Всю жизнь занимаясь русским языком, довольно хорошо его знаю - и современные извивы тоже. Меня не смущает "чумовой органный запил": я верю в мудрость и силу языка, знаю, что он сам что надо примет, что надо отсеет. Попытки охраны языка - смешны и жалки: так муравей взялся бы охранять Эверест. Сегодняшний жаргон так же благотворен и интересен, как германизмы петровских времен или галлицизмы пушкинских, как вкрапления воровской фени - все только во благо и в обогащение языка. Я легко перевожу своим ровесникам на усредненно русский экзотические пассажи из фильма "Бумер": "Там к концу недели на компах сто пудов двадцатка мается". Как правило, мои ровесники понимают только "конец недели", хотя ясно же: речь идет о том, что "там" на продаже компьютеров наверняка наберется двадцать тысяч долларов к концу недели.
Язык съемочной группы мог озадачить не лексикой, а выбором словоупотребления. Мы ехали в каталонских горах, где попадались туннели. Одна наша девушка говорила: "Туннель", вторая откликалась: "Класс". Через пятнадцать минут одна говорила снова: "Туннель", а вторая: "Подстава". Мучительно хотелось понять, почему неотличимые друг от друга внешне, примерно равные по длине туннели проходили в одних случаях по разряду "класса", а в других по разряду "подставы".
Это - общение, сообразил я. Общение вообще, обмен знаками коммуникации, вне зависимости от их значения, как кричат в лесу "Ау!", не очень задумываясь, что бы это было такое - сочетание "а" и "у". Они понимают друг друга, а ты слушай. Они умеют больше и знают нечто такое, чего тебе не уловить - например, скорость передачи и восприятия информации. Сконструированный на визуальном и звуковом образе их внутренний компьютер неизмеримо превосходит в быстродействии мой замкнутый на слове мыслительный механизм. Оттого, например, мне кажется такой однообразной их музыка, которой с каждого старта наполнялся автомобиль в наших путешествиях: я не успеваю ловить сигнал, который им привычно доступен. О децибелах ни звука - одни невидимые миру слезы. Внимай, молчи, терпи - они же тебя терпят.

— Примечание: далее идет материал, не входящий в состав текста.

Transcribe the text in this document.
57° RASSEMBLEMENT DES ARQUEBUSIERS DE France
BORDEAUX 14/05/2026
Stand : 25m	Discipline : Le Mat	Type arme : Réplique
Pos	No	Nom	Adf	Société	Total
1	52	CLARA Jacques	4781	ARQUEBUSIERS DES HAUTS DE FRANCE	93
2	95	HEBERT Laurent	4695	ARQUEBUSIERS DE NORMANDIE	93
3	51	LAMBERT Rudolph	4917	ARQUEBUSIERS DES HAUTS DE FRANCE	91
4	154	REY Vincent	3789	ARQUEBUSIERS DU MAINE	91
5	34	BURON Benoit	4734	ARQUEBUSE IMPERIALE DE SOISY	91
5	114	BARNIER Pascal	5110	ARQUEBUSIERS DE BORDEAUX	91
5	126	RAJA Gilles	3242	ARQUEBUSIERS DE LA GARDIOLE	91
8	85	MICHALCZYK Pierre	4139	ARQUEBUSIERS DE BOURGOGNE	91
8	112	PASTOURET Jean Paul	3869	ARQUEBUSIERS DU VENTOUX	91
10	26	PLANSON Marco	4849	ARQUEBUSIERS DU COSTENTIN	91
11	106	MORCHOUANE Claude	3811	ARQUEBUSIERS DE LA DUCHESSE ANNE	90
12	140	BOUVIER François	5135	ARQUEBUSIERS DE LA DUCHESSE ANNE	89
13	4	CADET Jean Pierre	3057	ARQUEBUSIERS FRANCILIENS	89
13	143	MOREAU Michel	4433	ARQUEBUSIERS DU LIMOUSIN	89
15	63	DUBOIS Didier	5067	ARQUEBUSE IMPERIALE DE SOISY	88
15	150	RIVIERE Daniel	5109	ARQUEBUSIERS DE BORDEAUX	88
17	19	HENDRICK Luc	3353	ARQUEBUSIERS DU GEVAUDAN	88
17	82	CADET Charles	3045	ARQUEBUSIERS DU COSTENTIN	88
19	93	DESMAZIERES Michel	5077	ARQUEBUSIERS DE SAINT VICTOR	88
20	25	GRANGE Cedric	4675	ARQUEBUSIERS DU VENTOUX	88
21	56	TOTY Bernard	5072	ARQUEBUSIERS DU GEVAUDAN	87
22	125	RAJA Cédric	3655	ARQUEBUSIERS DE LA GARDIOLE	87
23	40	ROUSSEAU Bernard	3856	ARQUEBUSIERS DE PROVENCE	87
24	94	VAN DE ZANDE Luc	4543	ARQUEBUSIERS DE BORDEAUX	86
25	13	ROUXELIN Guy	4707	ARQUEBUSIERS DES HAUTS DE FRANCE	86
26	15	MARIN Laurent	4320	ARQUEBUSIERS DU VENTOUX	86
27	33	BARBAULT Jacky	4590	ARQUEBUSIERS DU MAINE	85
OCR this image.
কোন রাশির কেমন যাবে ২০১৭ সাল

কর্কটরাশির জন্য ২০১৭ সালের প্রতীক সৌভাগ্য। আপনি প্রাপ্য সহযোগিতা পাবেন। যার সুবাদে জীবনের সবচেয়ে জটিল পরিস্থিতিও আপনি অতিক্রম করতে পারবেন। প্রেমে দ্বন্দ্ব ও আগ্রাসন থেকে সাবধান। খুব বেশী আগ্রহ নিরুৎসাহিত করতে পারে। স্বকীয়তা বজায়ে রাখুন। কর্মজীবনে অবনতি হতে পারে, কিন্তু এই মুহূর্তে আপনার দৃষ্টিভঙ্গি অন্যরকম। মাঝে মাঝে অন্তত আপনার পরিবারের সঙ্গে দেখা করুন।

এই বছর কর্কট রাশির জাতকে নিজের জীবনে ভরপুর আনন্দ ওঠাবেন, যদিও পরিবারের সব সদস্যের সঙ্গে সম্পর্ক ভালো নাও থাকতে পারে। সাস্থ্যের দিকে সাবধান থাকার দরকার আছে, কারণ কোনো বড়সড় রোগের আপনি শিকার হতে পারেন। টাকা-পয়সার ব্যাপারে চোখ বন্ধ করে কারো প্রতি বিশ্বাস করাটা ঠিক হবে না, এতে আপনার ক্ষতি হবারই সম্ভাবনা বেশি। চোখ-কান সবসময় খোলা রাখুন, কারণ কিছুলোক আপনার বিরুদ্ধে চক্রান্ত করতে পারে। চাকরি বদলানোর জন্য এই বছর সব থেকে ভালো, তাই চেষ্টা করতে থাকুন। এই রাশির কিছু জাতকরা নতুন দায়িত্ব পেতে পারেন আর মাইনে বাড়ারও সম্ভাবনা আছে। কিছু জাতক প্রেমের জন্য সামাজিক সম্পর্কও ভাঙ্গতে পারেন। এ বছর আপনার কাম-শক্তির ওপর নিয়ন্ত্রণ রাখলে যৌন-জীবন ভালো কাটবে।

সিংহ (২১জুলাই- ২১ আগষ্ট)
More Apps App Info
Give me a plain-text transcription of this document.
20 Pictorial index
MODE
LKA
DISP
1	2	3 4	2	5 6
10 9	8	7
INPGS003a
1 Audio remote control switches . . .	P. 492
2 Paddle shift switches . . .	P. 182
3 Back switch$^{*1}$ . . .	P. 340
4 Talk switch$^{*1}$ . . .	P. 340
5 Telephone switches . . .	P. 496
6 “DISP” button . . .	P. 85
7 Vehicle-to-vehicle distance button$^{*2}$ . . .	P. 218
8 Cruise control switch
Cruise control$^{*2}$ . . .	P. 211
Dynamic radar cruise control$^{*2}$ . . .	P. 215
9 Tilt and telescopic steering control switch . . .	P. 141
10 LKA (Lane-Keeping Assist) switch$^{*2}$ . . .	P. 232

Лет двадцать назад, впервые попав в Норвегию, я услышал по радио в автобусе, шедшем вдоль фьорда, адажио из Двадцать первого фортепианного концерта Моцарта. Мало в мире мелодий прекраснее - завораживающая, проникающая, она таинственно точно ложилась на зеленую зеркальную воду, на плавные обводы холмов, тонкие струйки водопадов. С тех пор, отправляясь в Норвегию, беру с собой этот диск. Со съемочной группой мы ехали из Осло в Берген по дороге, где каждые пять минут хочется остановиться и молча смотреть. Прерывая обычный рэп, я попросил поставить свой диск, заискивающе предупредив: "Всего пять минут". Моцарт снова гармонично лег на фьорды. Адажио кончилось, все молчали. Мне вернули диск, поставили что-то прежнее. Заранее я был готов к любой реакции. Но не к молчанию! И внезапно понял: я среди воспитанных людей. Они сделали вид, что не заметили допущенную бестактность, вроде испорченного воздуха в закрытой машине. Путешествие продолжилось в полном согласии.
Их ритм - ритм XXI века. И не только ритм. Пластика - тоже. Из Москвы мне присылали смонтированные начерно записи отдельных сюжетов, которые я с отвращением смотрел дома. Никогда я не нравился себе, даже на фотографиях, а тем более в движении - неуклюжий, мешковатый, неповоротливый. Но смотрел, чтобы учиться. Например, выходить из кадра - это ж надо уметь. Не разворачиваться со скрежетом, подобно статуе Командора, но и не шмыгать воровато, а выходить со спокойным достоинством, как из большого спорта.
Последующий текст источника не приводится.